My aim in assembling these poems was to pick ones that I still like. Doing so had no influence on the poems I was writing at the time, simply because putting the book together made me stop writing. It's certainly an honor to be asked to assemble such a volume, but I found it also somewhat depressing, as if I were erecting my own tombstone. I think I was taking myself far too seriously.

Now that we're a safe distance from the 20th century, do you have a perspective on what role the New York School playing in the history of American poetry?

I don't think of the distance as safe at all, but everyone says that the New York School poets, some more than others, have had a strong influence.

I've always enjoyed your collaborative poems. Do you have any desire to write poems that way now?

These days I collaborate mainly with myself, but two years ago I wrote some poems with the Chinese poet Yu Jian, who is a friend of mine. I wrote in English, he in Mandarin. Neither of us understands the other's language. It was exhilarating, and the poems turned out to have amazing continuity.

You've translated some of the most strident Modernists of French poetry, from Blaise Cendrars to Pierre Reverdy, and yet your own poems find a home in what could be described as the least Modernist place in America, Prairie Home Companion. Is there a tension there, or am I asking a small-minded question? Or both!

Actually Reverdy is mostly a very quiet poet who used simple language. My poems have been on Writer's Almanac and I once performed on Prairie Home Companion because Garrison Keillor has liked one type of my work enough to invite me, which I appreciate a lot. But there's also a wilder, more disjunctive, and crazier side to my work, which probably wouldn't go over well on NPR.

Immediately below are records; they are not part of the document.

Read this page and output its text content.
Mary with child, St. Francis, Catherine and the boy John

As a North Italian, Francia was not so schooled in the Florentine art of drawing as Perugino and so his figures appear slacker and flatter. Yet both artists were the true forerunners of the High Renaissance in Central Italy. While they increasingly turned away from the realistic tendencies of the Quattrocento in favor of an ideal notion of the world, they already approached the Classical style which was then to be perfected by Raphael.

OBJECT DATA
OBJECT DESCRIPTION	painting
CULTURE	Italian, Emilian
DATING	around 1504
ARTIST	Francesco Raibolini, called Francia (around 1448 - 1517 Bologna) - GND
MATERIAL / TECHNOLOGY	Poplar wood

You grew up in Oklahoma with a father whose cottage industry was bootlegging, you became an adult in post-war New York City, and you, a poet, raised a son in the wilds of Manhattan. Did any of that give you special insights into what it means to be a man?

I have never figured out what "being a man" is, other than the obvious biological stuff. My father was a big, tough, handsome, macho guy, something I have never been, but my poetry is better than any he could have written! The funny thing is that he knew nothing about poetry but was very proud of me.

I've always felt that there was a strong "Looney Tunes" and Buster Keaton influence in the way you describe action in your poems. Is that just me? Or, a better way to ask this, what besides poetry itself has been the biggest influence in your work?

One influence, though hopefully not the biggest, is my having been, as a child, a passionate consumer of comic books and animated cartoons, as well as comedians such as The Marx Brothers, The Three Stooges, Sid Caesar, Red Skelton, Ma and Pa Kettle movies, Dannie Kaye, Jerry Lewis . . . The list could go on.

Of all the poets you've known, who tells the best jokes?

I've known very few poets who tell jokes. The wittiest poets I've known---Kenneth Koch, John Ashbery, James Schuyler, Frank O'Hara, Kenward Elmslie, Anne Porter, Bill Berkson, to name a few---never told me a single joke. I think jokes are a kind of word play that uses itself up, whereas poems can have word play that gives perpetual delight.